Hospira, the leader of sterile injectable drugs, has discovered problems with multiple lots of its drugs and one of its medical products.  In the last few weeks, Apotex, the company who markets Hospira’s products, has issued two nationwide recalls:  one for Piperacillin and Tazobactum for injection and the other for Hospira’s GemStar Infusion System.  Both the company and the FDA have alerted health care providers of the issues.

On April 29, the FDA announced a Class I recall of the GemStar Infusion System.  The device is used for intravenous, arterial, subcutaneous, short-term infusion and parenteral administration of general IV fluids and medications.  Patients can use the device at home or in the hospital, as the system is small and lightweight.  According to the recall, however, the lithium battery voltage may drop below 2.4 volts and interrupt the system operations.  The disruption also can delay the patient’s therapy, which can result in significant injury or death, depending on the patient’s condition.

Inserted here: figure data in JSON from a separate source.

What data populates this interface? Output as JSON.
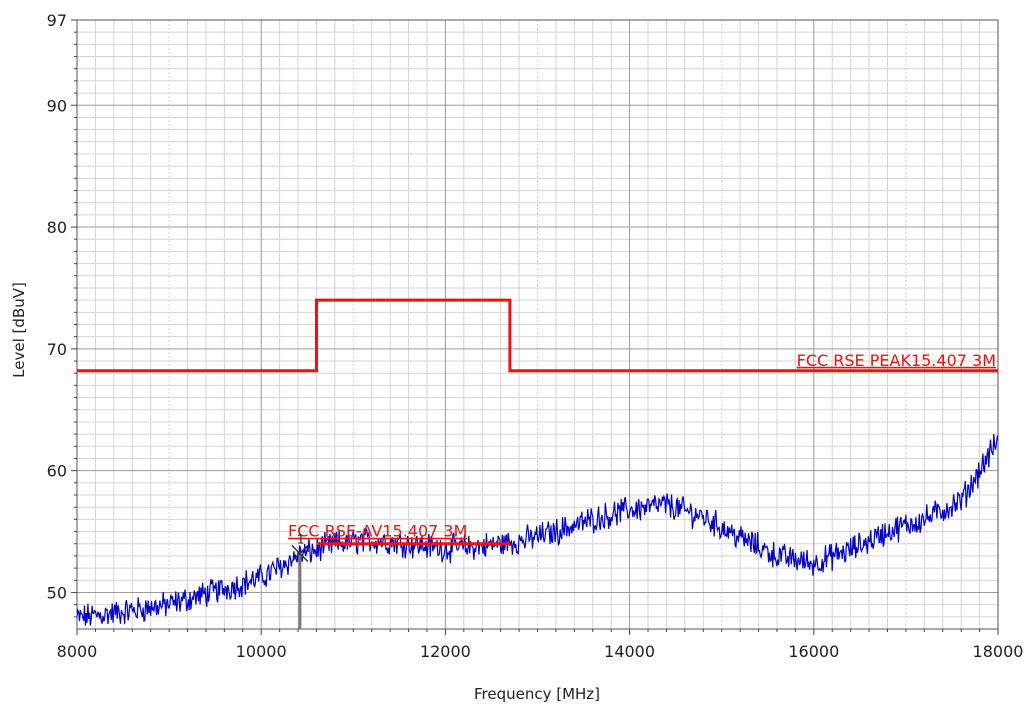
{
  "chart_data": {
    "type": "line",
    "title": "",
    "xlabel": "Frequency [MHz]",
    "ylabel": "Level [dBuV]",
    "xlim": [
      8000,
      18000
    ],
    "ylim": [
      47,
      97
    ],
    "x_ticks": [
      8000,
      10000,
      12000,
      14000,
      16000,
      18000
    ],
    "x_tick_labels": [
      "8000",
      "10000",
      "12000",
      "14000",
      "16000",
      "18000"
    ],
    "y_ticks": [
      50,
      60,
      70,
      80,
      90,
      97
    ],
    "y_tick_labels": [
      "50",
      "60",
      "70",
      "80",
      "90",
      "97"
    ],
    "grid": true,
    "colors": {
      "measurement": "#0000cc",
      "limit": "#ee1111",
      "grid_major": "#9a9a9a",
      "grid_minor": "#d4d4d4",
      "marker": "#333333"
    },
    "series": [
      {
        "key": "peak-limit",
        "name": "FCC RSE PEAK15.407 3M",
        "style": "step",
        "x": [
          8000,
          10600,
          10600,
          12700,
          12700,
          18000
        ],
        "y": [
          68.2,
          68.2,
          74,
          74,
          68.2,
          68.2
        ]
      },
      {
        "key": "av-limit",
        "name": "FCC RSE-AV15.407 3M",
        "style": "line",
        "x": [
          10600,
          12700
        ],
        "y": [
          54,
          54
        ]
      },
      {
        "key": "measurement",
        "name": "",
        "style": "noisy",
        "x": [
          8000,
          8500,
          9000,
          9500,
          10000,
          10400,
          10800,
          11200,
          11600,
          12000,
          12400,
          12800,
          13200,
          13600,
          14000,
          14400,
          14800,
          15200,
          15600,
          16000,
          16400,
          16800,
          17200,
          17600,
          18000
        ],
        "y": [
          47.9,
          48.4,
          49.0,
          50.1,
          51.2,
          53.0,
          54.0,
          54.3,
          54.0,
          53.6,
          53.8,
          54.2,
          55.0,
          56.0,
          56.8,
          57.2,
          56.2,
          54.5,
          53.0,
          52.4,
          53.5,
          55.0,
          56.0,
          57.5,
          62.5
        ]
      }
    ],
    "markers": [
      {
        "label": "1",
        "x": 10420,
        "y": 53.2
      }
    ]
  }
}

During the following week, Apotex issued another recall on behalf of Hospira for 21 lots of Piperacillin and Tazobactam for Injection.   Although the company had originally recalled 15 lots, the FDA added another six lots on May 10.  The drugs, which are used to treat severe infections, can potentially show precipitation/crystallization in the IV bag or IV line after reconstitution.  As a result patients may suffer from phlebitis, renal impairment, end-organ embolism and ischemia.  Additionally, patients may not get the proper treatment for infection, which can potentially lead to minor or permanent impairment of the body structure or function.   

Patients who use the GemStar Infusion System may want to consider use of another product if a delay or interruption in the therapy can result in significant injury or death.  The internal AA batteries and battery compartments should be inspected for signs of leakage, corrosion, or other damage prior to each use to ensure that the power remain on.  If an individual notices damage caused by leaking batteries, they can return it to Hospira for repair.

Hospira is investigating the cause of the problems with Piperacillin and Tazobactam.  Health care providers and customers who have the recalled product should immediately stop use and distribution, quarantine the recalled lots immediately and call GENCO at 1-877-674-2078 to schedule product return.